How does each work runner.infer_context(param)

InferenceContext.SDK_HAILO_HW
InferenceContext.SDK_NATIVE
InferenceContext.SDK_BIT_EXACT
InferenceContext.SDK_FP_OPTIMIZED

And I’d like to know the difference between the two inference methods, with runner.infer_context and withInferVStreams.

Hey @clear.han

Let me explain the key differences between runner.infer_context and withInferVStreams:

  1. runner.infer_context(param):
    This method allows you to specify the inference context for batch processing. You can choose from:

    • SDK_HAILO_HW: Uses Hailo hardware for optimal performance
    • SDK_NATIVE: Runs on the host CPU (useful for testing without Hailo hardware)
    • SDK_BIT_EXACT: Simulates Hailo hardware behavior on the host for exact precision
    • SDK_FP_OPTIMIZED: Optimized for floating-point operations, focusing on speed
  2. withInferVStreams:
    This method is optimized for real-time streaming. It’s designed to manage continuous input/output with lower latency, making it ideal for applications like video or sensor data processing.

The main difference lies in their use cases:

  • runner.infer_context is best for batch inference, where you process a set of data all at once.
  • withInferVStreams is suited for scenarios requiring continuous, real-time data processing.
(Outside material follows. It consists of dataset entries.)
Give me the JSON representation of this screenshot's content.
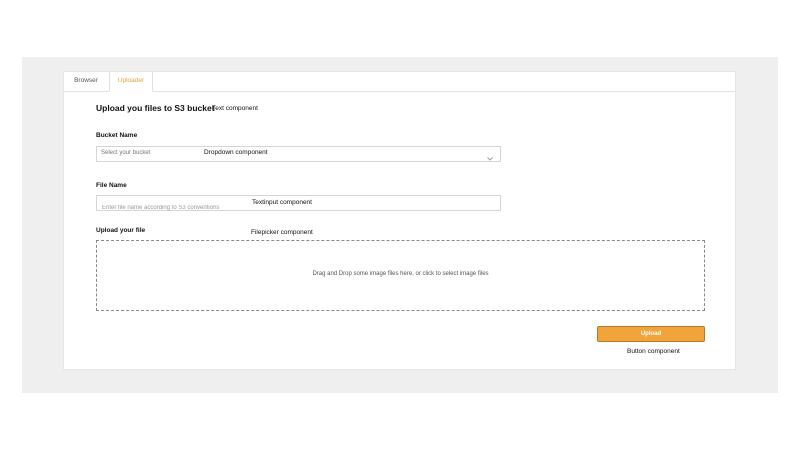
{
  "tabs": [
    {
      "label": "Browser"
    },
    {
      "label": "Uploader"
    }
  ],
  "accent_color": "#f2a43a",
  "form": {
    "title": "Upload you files to S3 bucket",
    "bucket_label": "Bucket Name",
    "bucket_placeholder": "Select your bucket",
    "file_name_label": "File Name",
    "file_name_placeholder": "Enter file name according to S3 conventions",
    "upload_file_label": "Upload your file",
    "dropzone_text": "Drag and Drop some image files here, or click to select image files",
    "upload_button": "Upload"
  },
  "annotations": {
    "text": "Text component",
    "dropdown": "Dropdown component",
    "textinput": "Textinput component",
    "filepicker": "Filepicker component",
    "button": "Button component"
  },
  "icons": {
    "dropdown": "chevron-down-icon"
  }
}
Choose the method that aligns best with your specific application needs. If you’re working with batch data, go with runner.infer_context. For real-time streaming applications, withInferVStreams would be more appropriate.

Regards

In the sample code, inferVStream uses a hef file,
infer.context uses haf files.
Can I use the hef file in runner.infer_context?
If possible, How do I load hef on runner???

Yes, you can use an .hef file with runner.infer_context in HailoRT. Here’s how:

  1. Load the .hef file and create a runner:
from hailo_platform import VDevice, HEF, ConfigureParams

hef = HEF('path_to_your_model.hef')
vdevice = VDevice()
configure_params = ConfigureParams.create_from_hef(hef)
network_group = vdevice.configure(hef, configure_params)
runner = network_group.create_runner()
  1. Run inference:
input_tensor = runner.get_input_vstream().create_host_buffers()
output_tensor = runner.get_output_vstream().create_host_buffers()
# Fill input_tensor with data
runner.infer(input_tensor, output_tensor)
# Access results from output_tensor

This method allows you to use .hef files with runner.infer_context for inference on Hailo hardware.